Ren masih kepikiran tentang mimpi yang ia alami, kenapa Bayu memanggilnya Meira, dan kenapa ia bisa tenggelam.
Tapi yang membuatnya uring-uringan sikap Dean yang menurut Ren, seakan menganggap dirinya adalah pacar Ren.
Sikap Over protektif yang ditunjukkan oleh Dean, membuat Ren tidak nyaman, tapi alasan Dean, menjalankan amanah ibunya Ren, untuk menjaga Ren, sebelum dia kembali ke luar negeri.

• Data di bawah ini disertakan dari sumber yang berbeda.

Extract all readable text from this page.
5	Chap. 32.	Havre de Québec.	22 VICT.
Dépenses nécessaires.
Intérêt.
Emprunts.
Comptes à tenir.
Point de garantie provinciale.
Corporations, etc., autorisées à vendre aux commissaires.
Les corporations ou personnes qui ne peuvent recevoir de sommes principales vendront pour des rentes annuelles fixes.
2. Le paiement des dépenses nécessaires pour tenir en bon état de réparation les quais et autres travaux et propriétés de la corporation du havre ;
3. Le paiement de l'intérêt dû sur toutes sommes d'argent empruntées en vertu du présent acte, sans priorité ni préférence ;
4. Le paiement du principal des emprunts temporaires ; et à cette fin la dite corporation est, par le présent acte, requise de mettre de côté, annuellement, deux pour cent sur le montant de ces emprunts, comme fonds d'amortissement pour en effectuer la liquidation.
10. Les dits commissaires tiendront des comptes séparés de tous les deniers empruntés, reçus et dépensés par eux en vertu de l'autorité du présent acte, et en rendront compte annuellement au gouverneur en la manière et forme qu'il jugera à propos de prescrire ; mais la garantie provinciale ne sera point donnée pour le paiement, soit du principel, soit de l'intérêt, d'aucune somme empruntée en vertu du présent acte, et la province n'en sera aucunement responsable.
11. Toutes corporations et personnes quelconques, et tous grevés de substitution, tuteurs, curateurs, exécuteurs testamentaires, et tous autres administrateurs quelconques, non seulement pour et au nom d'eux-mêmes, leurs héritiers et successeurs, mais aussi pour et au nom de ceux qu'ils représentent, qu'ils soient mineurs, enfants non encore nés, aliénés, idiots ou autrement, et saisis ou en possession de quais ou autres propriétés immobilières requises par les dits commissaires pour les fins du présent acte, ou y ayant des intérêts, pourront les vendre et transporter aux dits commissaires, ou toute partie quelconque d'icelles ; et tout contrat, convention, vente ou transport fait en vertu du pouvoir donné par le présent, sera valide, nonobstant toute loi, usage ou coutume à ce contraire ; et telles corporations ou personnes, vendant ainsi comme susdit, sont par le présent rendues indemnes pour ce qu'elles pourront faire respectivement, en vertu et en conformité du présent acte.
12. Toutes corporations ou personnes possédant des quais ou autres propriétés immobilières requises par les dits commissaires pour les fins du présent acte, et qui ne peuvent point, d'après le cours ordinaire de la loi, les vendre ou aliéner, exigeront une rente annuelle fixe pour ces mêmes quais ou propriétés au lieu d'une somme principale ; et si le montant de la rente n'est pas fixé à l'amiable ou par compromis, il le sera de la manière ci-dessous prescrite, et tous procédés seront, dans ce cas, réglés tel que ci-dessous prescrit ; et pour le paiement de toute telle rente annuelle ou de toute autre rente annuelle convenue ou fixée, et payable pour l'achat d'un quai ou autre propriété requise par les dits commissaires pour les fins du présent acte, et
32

Tapi menurut Ren, memastikan keadaan Ren tetap baik-baik saja, tidak juga harus seperti body guard.
Tapi ternyata tanpa Ren ketahui, Dean punya alasan tersendiri mengapa dia bersikap seperti itu kepada Ren, itu karena rasa bersalahnya terhadap Meira, dan apa yang ia lakukan terhadap Ren, adalah bentuk rasa peduli, dan berharap bisa menjadi pelipur lara hatinya, karena kehilangan kekasih hati.
Dean mengenal Meira, saat keduanya bertemu tanpa sengaja di sebuah taman, Dean yang sedang joging pagi, melihat Meira menangis, dan dia mengira Meira di ganggu orang, padahal saat itu, Meira baru saja habis bertengkar dengan Bayu.
Saat melihat Meira, Dean langsung jatuh cinta, pada pandangan pertama, padahal menurut Dean, Meira bukan tipe gadis yang ia suka, tapi entah mengapa, ketika dekat dengan Meira, Dean merasa nyaman.
Di perkenalan pertama mereka, Dean membelikan Meira air mineral, sembari bercanda, Dean mengatakan, kenapa dia hanya membelikan air mineral untuk Meira, karena untuk menggantikan air mata Meira yang hilang.
Dean juga merasa setelah mengenal Meira, arah hidupnya lebih terarah, dia tidak lagi menghabiskan waktunya untuk pergi ke klub malam, secara perlahan mengurangi konsumsi minuman keras, dan hal ini membuat ibu Dean, heran, tidak mungkin anaknya berubah tanpa sebab.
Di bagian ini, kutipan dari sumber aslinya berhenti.